📄
Abstract - Disentangling Ambiguity from Instability in Large Language Models: A Clinical Text-to-SQL Case Study
Deploying large language models for clinical Text-to-SQL requires distinguishing two qualitatively different causes of output diversity: (i) input ambiguity that should trigger clarification, and (ii) model instability that should trigger human review.
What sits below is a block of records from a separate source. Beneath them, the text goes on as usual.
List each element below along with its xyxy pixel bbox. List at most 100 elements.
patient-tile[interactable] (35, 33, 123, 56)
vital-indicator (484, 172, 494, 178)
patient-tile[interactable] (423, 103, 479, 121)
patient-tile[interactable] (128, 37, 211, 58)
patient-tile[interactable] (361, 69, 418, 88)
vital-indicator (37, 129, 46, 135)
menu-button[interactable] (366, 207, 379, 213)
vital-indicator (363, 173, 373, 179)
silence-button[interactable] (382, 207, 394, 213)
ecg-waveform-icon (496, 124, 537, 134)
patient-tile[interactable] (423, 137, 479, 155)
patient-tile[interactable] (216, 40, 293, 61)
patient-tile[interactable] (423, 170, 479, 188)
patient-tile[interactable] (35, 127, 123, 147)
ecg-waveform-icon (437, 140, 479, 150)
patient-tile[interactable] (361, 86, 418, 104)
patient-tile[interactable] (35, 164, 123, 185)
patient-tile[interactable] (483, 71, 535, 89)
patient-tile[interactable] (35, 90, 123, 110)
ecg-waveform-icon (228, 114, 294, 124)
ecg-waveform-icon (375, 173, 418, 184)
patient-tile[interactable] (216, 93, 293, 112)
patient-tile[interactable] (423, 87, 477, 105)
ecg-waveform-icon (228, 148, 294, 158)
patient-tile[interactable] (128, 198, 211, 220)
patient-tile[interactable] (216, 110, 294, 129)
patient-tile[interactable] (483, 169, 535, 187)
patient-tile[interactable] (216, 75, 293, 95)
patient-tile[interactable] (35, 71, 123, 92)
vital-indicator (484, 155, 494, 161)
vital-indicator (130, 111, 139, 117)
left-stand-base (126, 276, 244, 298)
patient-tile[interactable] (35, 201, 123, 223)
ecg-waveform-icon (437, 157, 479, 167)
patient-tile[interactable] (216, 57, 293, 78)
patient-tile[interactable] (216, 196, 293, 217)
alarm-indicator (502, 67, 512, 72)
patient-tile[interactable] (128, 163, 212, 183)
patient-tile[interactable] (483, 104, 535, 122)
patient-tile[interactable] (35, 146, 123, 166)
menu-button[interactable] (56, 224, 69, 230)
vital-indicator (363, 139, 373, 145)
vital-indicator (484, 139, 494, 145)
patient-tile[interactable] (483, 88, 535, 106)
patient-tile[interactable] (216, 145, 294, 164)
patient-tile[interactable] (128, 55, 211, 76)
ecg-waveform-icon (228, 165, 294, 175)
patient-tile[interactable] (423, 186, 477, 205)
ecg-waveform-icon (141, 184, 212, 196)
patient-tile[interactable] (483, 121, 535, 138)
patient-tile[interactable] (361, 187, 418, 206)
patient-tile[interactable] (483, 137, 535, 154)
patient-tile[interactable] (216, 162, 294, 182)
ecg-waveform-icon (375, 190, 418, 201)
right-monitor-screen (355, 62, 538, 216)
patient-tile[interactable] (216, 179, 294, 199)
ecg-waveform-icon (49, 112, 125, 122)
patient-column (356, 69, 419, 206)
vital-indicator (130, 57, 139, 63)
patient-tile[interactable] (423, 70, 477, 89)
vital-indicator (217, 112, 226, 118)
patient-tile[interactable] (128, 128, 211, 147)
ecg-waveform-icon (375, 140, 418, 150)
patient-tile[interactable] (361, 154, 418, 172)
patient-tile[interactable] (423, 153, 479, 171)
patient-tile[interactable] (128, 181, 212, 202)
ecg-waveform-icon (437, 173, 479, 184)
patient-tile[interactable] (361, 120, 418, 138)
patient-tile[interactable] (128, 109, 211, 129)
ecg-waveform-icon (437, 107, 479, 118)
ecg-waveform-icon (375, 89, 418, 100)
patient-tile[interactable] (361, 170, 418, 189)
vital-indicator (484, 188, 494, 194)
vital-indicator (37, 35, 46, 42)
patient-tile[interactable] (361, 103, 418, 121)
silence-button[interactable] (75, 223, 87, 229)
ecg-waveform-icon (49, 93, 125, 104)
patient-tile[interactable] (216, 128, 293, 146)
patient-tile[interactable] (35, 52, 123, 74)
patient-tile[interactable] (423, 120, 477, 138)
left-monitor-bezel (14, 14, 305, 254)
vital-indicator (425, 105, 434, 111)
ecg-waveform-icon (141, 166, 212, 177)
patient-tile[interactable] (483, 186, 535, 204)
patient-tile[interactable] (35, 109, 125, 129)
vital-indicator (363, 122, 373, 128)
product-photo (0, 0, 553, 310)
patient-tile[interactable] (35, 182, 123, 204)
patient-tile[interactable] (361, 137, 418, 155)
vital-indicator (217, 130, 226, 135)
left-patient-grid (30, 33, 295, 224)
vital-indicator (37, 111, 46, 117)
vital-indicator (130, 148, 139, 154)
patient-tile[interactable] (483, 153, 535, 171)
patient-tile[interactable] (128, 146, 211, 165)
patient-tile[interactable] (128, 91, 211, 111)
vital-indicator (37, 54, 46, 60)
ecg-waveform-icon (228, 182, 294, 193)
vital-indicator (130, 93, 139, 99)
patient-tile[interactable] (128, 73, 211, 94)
We propose CLUES, a framework that models Text-to-SQL as a two-stage process (interpretations --> answers) and decomposes semantic uncertainty into an ambiguity score and an instability score. The instability score is computed via the Schur complement of a bipartite semantic graph matrix. Across AmbigQA/SituatedQA (gold interpretations) and a clinical Text-to-SQL benchmark (known interpretations), CLUES improves failure prediction over state-of-the-art Kernel Language Entropy. In deployment settings, it remains competitive while providing a diagnostic decomposition unavailable from a single score. The resulting uncertainty regimes map to targeted interventions - query refinement for ambiguity, model improvement for instability. The high-ambiguity/high-instability regime contains 51% of errors while covering 25% of queries, enabling efficient triage.
解耦大语言模型中的歧义性与不稳定性:一项临床文本转SQL的案例研究 /
Disentangling Ambiguity from Instability in Large Language Models: A Clinical Text-to-SQL Case Study
1️⃣ 一句话总结
这篇论文提出了一个名为CLUES的框架,能够将大语言模型在临床文本转SQL任务中产生不同答案的原因区分为“输入本身有歧义”和“模型自身不稳定”两类,并分别给出量化分数,从而指导人们采取更精准的应对措施(如澄清问题或审查模型),有效提升了错误预测和处理的效率。